Come mai queste sostanze devono essere assunte con la dieta? Secondo Hopkins si tratta di molecole che l’organismo non è in grado di sintetizzare da solo. E come mai basta che siano assunte in piccole quantità? Il biochimico intuisce che la loro presenza consente agli animali di impiegare le molecole e l’energia contenuta nel mangime artificiale. In che modo? Attraverso una funzione catalitica. In sostanza, Hopkins comprende che queste sostanze devono comportarsi come catalizzatori, molecole che hanno la capacità di fare avvenire certe reazioni (in cinetica chimica si dice che abbassano l’energia di attivazione della reazione) rimanendo integre al termine del processo.

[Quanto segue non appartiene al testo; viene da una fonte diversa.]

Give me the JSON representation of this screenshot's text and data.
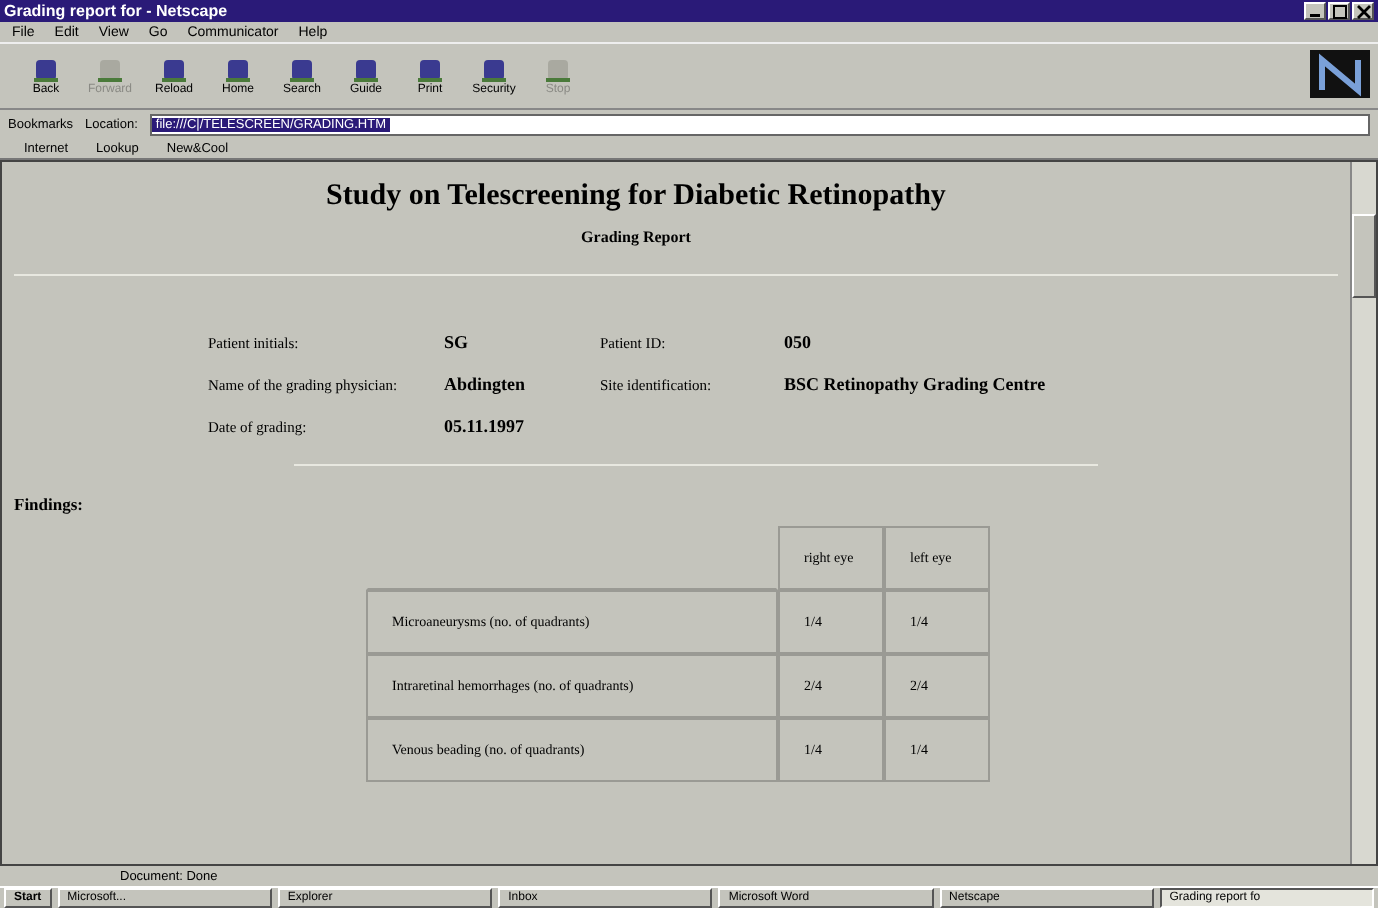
{
  "window": {
    "title": "Grading report for - Netscape"
  },
  "menu": [
    "File",
    "Edit",
    "View",
    "Go",
    "Communicator",
    "Help"
  ],
  "toolbar": [
    {
      "label": "Back",
      "disabled": false
    },
    {
      "label": "Forward",
      "disabled": true
    },
    {
      "label": "Reload",
      "disabled": false
    },
    {
      "label": "Home",
      "disabled": false
    },
    {
      "label": "Search",
      "disabled": false
    },
    {
      "label": "Guide",
      "disabled": false
    },
    {
      "label": "Print",
      "disabled": false
    },
    {
      "label": "Security",
      "disabled": false
    },
    {
      "label": "Stop",
      "disabled": true
    }
  ],
  "location": {
    "bookmarks": "Bookmarks",
    "label": "Location:",
    "value": "file:///C|/TELESCREEN/GRADING.HTM"
  },
  "personal_toolbar": [
    "Internet",
    "Lookup",
    "New&Cool"
  ],
  "page": {
    "title": "Study on Telescreening for Diabetic Retinopathy",
    "subtitle": "Grading Report",
    "fields": [
      {
        "label": "Patient initials:",
        "value": "SG",
        "label_2": "Patient ID:",
        "value_2": "050"
      },
      {
        "label": "Name of the grading physician:",
        "value": "Abdingten",
        "label_2": "Site identification:",
        "value_2": "BSC Retinopathy Grading Centre"
      },
      {
        "label": "Date of grading:",
        "value": "05.11.1997"
      }
    ],
    "findings": "Findings:",
    "table": {
      "columns": [
        "right eye",
        "left eye"
      ],
      "rows": [
        {
          "label": "Microaneurysms (no. of quadrants)",
          "right": "1/4",
          "left": "1/4"
        },
        {
          "label": "Intraretinal hemorrhages (no. of quadrants)",
          "right": "2/4",
          "left": "2/4"
        },
        {
          "label": "Venous beading (no. of quadrants)",
          "right": "1/4",
          "left": "1/4"
        }
      ]
    }
  },
  "status_bar": "Document: Done",
  "taskbar": [
    {
      "label": "Start",
      "selected": false
    },
    {
      "label": "Microsoft...",
      "selected": false
    },
    {
      "label": "Explorer",
      "selected": false
    },
    {
      "label": "Inbox",
      "selected": false
    },
    {
      "label": "Microsoft Word",
      "selected": false
    },
    {
      "label": "Netscape",
      "selected": false
    },
    {
      "label": "Grading report fo",
      "selected": true
    }
  ]
}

Un catalizzatore non si consuma facilmente ed è per questo che ne serve poco all’organismo. Poco, ma ci deve essere, altrimenti qualche via metabolica si blocca e il risultato è che compare qualche malattia.
Ammine vitali…
Cosa sono queste sostanze così preziose? Come Eijkman e Hopkins, anche il chimico polacco Casimir Funk è alle prese con l’inadeguatezza delle diete artificiali e le cause del beri-beri. Nel suo laboratorio cerca di isolare le molecole presenti nella pula del riso ma non nel riso brillato. Si focalizza sugli amminoacidi e sulle proteine, ma non trova nulla. Poi prova a fare degli estratti alcolici, immergendo i diversi campioni di riso nell’alcol in modo da “estrarre” tutte le molecole affini a questo liquido. Riesce così a separare e concentrare una sostanza molto attiva nel proteggere dal beri-beri. Dalle sue analisi risulta che appartiene alla classe delle pirimidine, un particolare tipo di ammina, una sostanza organica che contiene azoto. Per questa ragione Funk la chiama con il termine “vitamina”, cioè ammina vitale. Lo scrive per la prima volta in un articolo sulla rivista Journal of State Medicine nel 1912, lo stesso anno in cui Hopkins presenta i suoi risultati. Funk conia anche il termine “malattie da carenza”, mettendo in chiaro che alcune patologie come il beri-beri o lo scorbuto non sono causate dalla presenza di un agente patogeno ma dall’assenza di vitamine.
… e altre vitamine
L’anno successivo è l’americano Elmer Verner McCollum a fare un ulteriore passo avanti. Si accorge che nel burro è presente una sostanza senza la quale i topi manifestano problemi alla vista. È una sostanza liposolubile che chiama fat soluble A e non si tratta di una ammina. La vitamina che protegge dal beri-beri è invece solubile in acqua e McCollum la chiama water soluble B. Comprende che le vitamine possono essere suddivise in due categorie, quelle idrosolubili e quelle liposolubili. E che non tutte le vitamine in realtà sono delle ammine.
Dalla A alla K
In seguito si parlerà di vitamina A e vitamina B. Quest’ultima, in realtà, viene chiamata B1 e identificata nella molecola della tiamina. Vengono poi scoperte altre vitamine del gruppo B, tutte con la caratteristica comune di svolgere una funzione di coenzima nei processi metabolici. E la vitamina C, anch’essa idrosolubile, che serve per la sintesi del tessuto connettivo ed è un antiossidante. Sul fronte delle vitamine liposolubili, oltre alla vitamina A, che si rivela fondamentale per la sintesi dei pigmenti visivi, vengono individuate la vitamina D, coinvolta nell’assorbimento del calcio e del fosforo, la vitamina E, con un probabile ruolo da antiossidante, e la vitamina K, necessaria per la coagulazione del sangue.